Fu la pioggia a suggerirmi quei ricordi, a ricostruire gli ultimi a partire dalla fredda lapide su cui ero caduta? Seppi solo che qualcosa stava affiorando dall’oscurità, ma non il mio nome, non la mia voce, non tutto il resto. Solo Dafne ed Emanuele. Solo Dafne ed il terrore che fosse rimasta da sola con Emanuele. Mi feci strada verso i cancelli, il mormorio della pioggia che mi rimbombava nella testa e la mente ferita, vacillante, perduta. Dovevo tornare a casa. Dovevo salvarla. Dovevo...

“Amore.” La voce di Emanuele mi trafisse come una lama ed io mi voltai, temendo quel che avrei potuto vedere più di quanto già non temessi per me e la bambina. Era in piedi sotto la pioggia, gli occhi penetranti come schegge di cristallo nero, il volto composto in un sorriso compassionevole. Stringeva Dafne tra le braccia ed io pregai che fosse semplicemente addormentata, nonostante la pioggia, il freddo, la paura. Tentai di gridare, di farmela restituire, ma la voce era una cosa che già non mi apparteneva più, persa negli istanti bui del cambiamento. Allora corsi verso di lui, ma Emanuele fu abile a schivarmi, tranquillo come se non si fosse mosso affatto. La sua voce era una melodia rassicurante, il suo sguardo aveva il calore delle fiamme per una falena. Cercai di non farmi piegare dalla sua volontà.

“Dorme. Stai tranquilla. Dimostrami che non sei marcia” mi sussurrò sovrastando la voce della pioggia che mi gridava nella testa. “Dimostrami che non sei come le altre e ce ne andremo. Dimostrami che il mio sangue non ha avvelenato anche te.”

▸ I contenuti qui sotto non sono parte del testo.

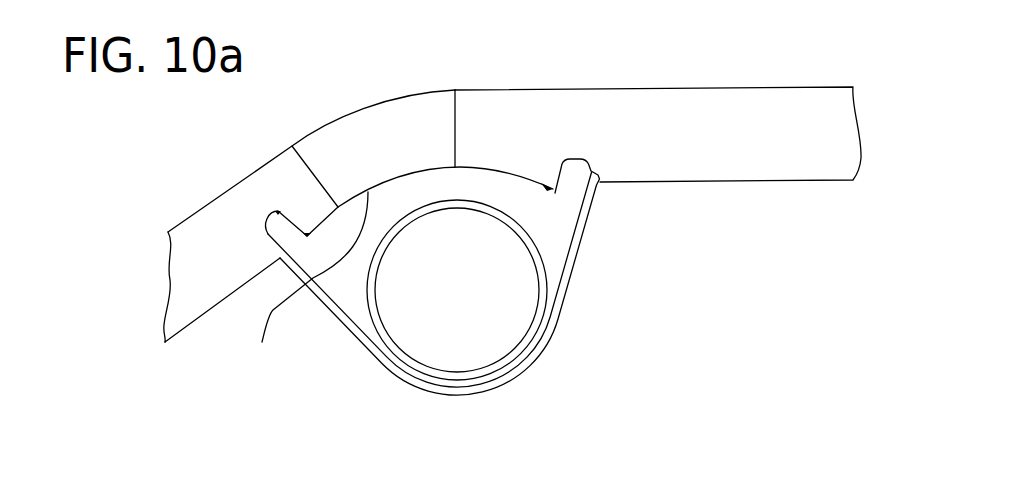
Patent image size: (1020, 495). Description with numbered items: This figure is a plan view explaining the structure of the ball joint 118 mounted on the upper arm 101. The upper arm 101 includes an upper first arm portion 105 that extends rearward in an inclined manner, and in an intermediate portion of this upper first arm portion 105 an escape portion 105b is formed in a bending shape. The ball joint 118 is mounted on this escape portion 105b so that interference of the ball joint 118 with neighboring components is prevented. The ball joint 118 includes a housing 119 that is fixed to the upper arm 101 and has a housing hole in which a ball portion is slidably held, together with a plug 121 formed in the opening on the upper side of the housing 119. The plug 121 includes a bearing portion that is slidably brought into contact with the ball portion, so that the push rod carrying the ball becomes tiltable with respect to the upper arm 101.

The upper arm 101 is at (763, 117).
The upper first arm portion 105 is at (565, 103).
The escape portion 105b is at (285, 291).
The ball joint 118 is at (340, 350).
The housing 119 is at (558, 310).
The plug 121 is at (507, 278).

Mi fermai di fronte a lui. Non capivo davvero le sue parole, ma per una parte di me avevano un senso ed una ragione. Emanuele chinò il capo. Sembrò sofferente, implorante e vecchissimo sotto l’aspetto che non era mai cambiato dalla sera in cui lo avevo visto per la prima volta passare a prendere Leda. “Ti ho portato sulla sua tomba” disse. “Lei è stata la prima e non ce l’ha fatta. Non importa se non ti amo quanto amavo lei. Fammi solo capire che non sei impazzita e ce ne andremo. Saremo una famiglia. Io, te. Dafne.”

Se ero impazzita, di certo allora non lo sapevo. Ma sapevo benissimo quello che dovevo fare: proteggerla. Me lo diceva la ragione, me lo diceva l’istinto, me lo diceva la pioggia: era Emanuele ad essere del tutto folle, non io. Seppi allo stesso modo che le aveva uccise lui, che Irene non era mai scappata di casa. Avrebbe ucciso anche me. Sorrisi e tesi le braccia facendogli capire che desideravo soltanto essere stretta e rassicurata. Sorrise anche lui, assumendo un’espressione dolcissima e fragile. “Stavolta ha funzionato”, ha detto.

Ci stringemmo in un unico abbraccio. Poi seguii quello che stava urlando il mio istinto, ripetendo i gesti con i quali avevo trovato nutrimento prima dell’arrivo del mio assassino. Lo baciai. Lo baciai e lo strinsi tanto che divenne cenere tra le mie dita.

Dafne scoppiò a piangere tra le mie braccia, terrorizzata almeno quanto me ed infreddolita nel suo costume di carnevale. La cullai, rassicurandola, le baciai i capelli e la portai via dal cimitero pur non sapendo dove andare. Avrei trovato una strada, un rifugio, la forza per continuare a proteggerla. Dovevo. Speravo soltanto che prima o poi riuscisse a dimenticare quella notte. Lo spero ancora sebbene nel sonno si agiti preda di incubi che io non riesco a scacciare. Non ho mai più ricordato il mio nome, ma non è importante: da allora sono soltanto sua madre, in fuga con lei dal bacio del sole e dai miei simili. Prima o poi ci prenderanno, mi dico nel buio quando sbarro gli occhi e la stringo a me ascoltando i battiti furiosi del suo piccolo cuore, in attesa che se ne vadano, che ci lascino in pace. Prima o poi ci prenderanno. Ma, le notti di pioggia, siamo al sicuro. La pioggia sa sempre dirmi cosa dobbiamo fare.